この点について、Fernandes氏は「前の週に開催された「Open Infrastructure Summit Denver」でOpenStackに関する発表が多く行われたため、Red Hat SummitではOpenStack関連の発表は抑え気味に調整されたのかもしれない」といったことを話していた。OpenStackは別イベントで集中的に発表するほど重要なプロダクトということだ。

こうしたイベントは米国のみならず、欧州や中国でも開催されている。名称はさまざまだが、クラウドプラットフォームに関連するイベントは世界中で定期的に開催されているというのが現状だ。

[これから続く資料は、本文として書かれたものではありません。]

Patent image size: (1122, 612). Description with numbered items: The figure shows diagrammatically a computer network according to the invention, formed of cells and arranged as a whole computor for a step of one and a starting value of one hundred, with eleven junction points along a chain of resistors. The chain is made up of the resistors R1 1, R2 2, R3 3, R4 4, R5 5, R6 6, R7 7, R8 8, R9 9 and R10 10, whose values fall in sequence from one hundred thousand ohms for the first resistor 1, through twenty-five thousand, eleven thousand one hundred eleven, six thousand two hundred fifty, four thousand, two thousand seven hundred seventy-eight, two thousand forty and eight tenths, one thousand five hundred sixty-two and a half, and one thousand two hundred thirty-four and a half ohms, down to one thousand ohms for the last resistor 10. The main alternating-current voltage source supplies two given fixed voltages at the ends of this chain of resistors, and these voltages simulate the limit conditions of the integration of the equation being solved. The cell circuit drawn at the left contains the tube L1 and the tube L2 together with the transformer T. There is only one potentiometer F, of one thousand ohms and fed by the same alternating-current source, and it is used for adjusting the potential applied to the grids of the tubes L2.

「CloudNative Days Tokyo 2019 / OpenStack Days Tokyo 2019」はこうした海外のイベントに参加することなく、クラウドプラットフォーム関連の情報を日本国内で一気に得られるという点で興味深い。さらに、日本語で情報が得られる点も貴重だ。海外のイベントは英語がコミュニケーションの基本となるため、英語が苦手な人にとっては参加のハードルが高い。

基調講演で注目すべき2人の人物とは?

CloudNative Days Tokyo 2019 / OpenStack Days Tokyo 2019の見どころについて語るCloudNative Days Tokyo 2019共同委員長 Pivotalジャパン 草間一人氏

CloudNative Days Tokyo 2019 / OpenStack Days Tokyo 2019の見どころについて語るCloudNative Days Tokyo 2019共同委員長 Pivotalジャパン 草間一人氏

「CloudNative Days Tokyo 2019 / OpenStack Days Tokyo 2019」で注目すべきはやはり基調講演だ。1日目には次の2人の基調講演に注目しておきたい。

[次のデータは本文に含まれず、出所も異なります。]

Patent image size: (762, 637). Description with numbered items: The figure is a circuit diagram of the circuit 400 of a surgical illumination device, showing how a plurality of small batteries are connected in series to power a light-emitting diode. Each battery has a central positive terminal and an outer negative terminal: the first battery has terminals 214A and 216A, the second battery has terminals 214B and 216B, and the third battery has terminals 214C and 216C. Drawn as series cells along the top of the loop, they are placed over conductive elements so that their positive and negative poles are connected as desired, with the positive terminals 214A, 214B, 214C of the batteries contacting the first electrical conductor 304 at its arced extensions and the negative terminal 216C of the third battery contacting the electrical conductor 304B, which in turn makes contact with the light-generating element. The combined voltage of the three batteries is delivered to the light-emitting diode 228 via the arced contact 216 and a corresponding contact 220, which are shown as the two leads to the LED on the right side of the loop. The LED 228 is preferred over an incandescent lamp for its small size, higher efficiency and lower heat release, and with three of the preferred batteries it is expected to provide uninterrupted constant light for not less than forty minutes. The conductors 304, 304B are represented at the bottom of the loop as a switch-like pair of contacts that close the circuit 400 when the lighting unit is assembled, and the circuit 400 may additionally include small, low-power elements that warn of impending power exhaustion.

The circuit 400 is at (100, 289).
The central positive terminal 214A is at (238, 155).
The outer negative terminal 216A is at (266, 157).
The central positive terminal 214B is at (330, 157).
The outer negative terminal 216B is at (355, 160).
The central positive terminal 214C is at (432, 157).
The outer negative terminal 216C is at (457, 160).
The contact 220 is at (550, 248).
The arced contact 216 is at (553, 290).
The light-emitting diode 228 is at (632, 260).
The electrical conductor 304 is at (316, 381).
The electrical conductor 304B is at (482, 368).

  • OpenStack Foundation、COO Mark Collier氏 - OpenStack Foundation立ち上げ当時からプロジェクトを支えているMark Collier氏によるOpenStackに関する発表
  • Airbnb ソフトウェアエンジニア Melanie Cebula氏 - AirbnbにおけるKubernetes採用事例。厳しいレイテンシや稼働時間が要求される数百におよぶレガシーサービスをKubernetesへ移行したケーススタディを発表

2日目には次の基調講演が予定されている。

  • 楽天モバイル Ashiq Khan氏 - 世界初の完全仮想化クラウド型モバイルネットワークについて発表
  • SBペイメントサービス シニアアーキテクト、鈴木順也氏 - SpringおよびPCFで開発するクラウドネイティブシステム開発について発表

今年の基調講演では、OpenStack FoundationのMark Collier氏の発表に加え、クラウドプラットフォームを活用してシステムを構築した企業の話を聴くことができる。現在提供されているサービスやプラットフォームを使って、どのようなことができるのかを知ることができるようだ。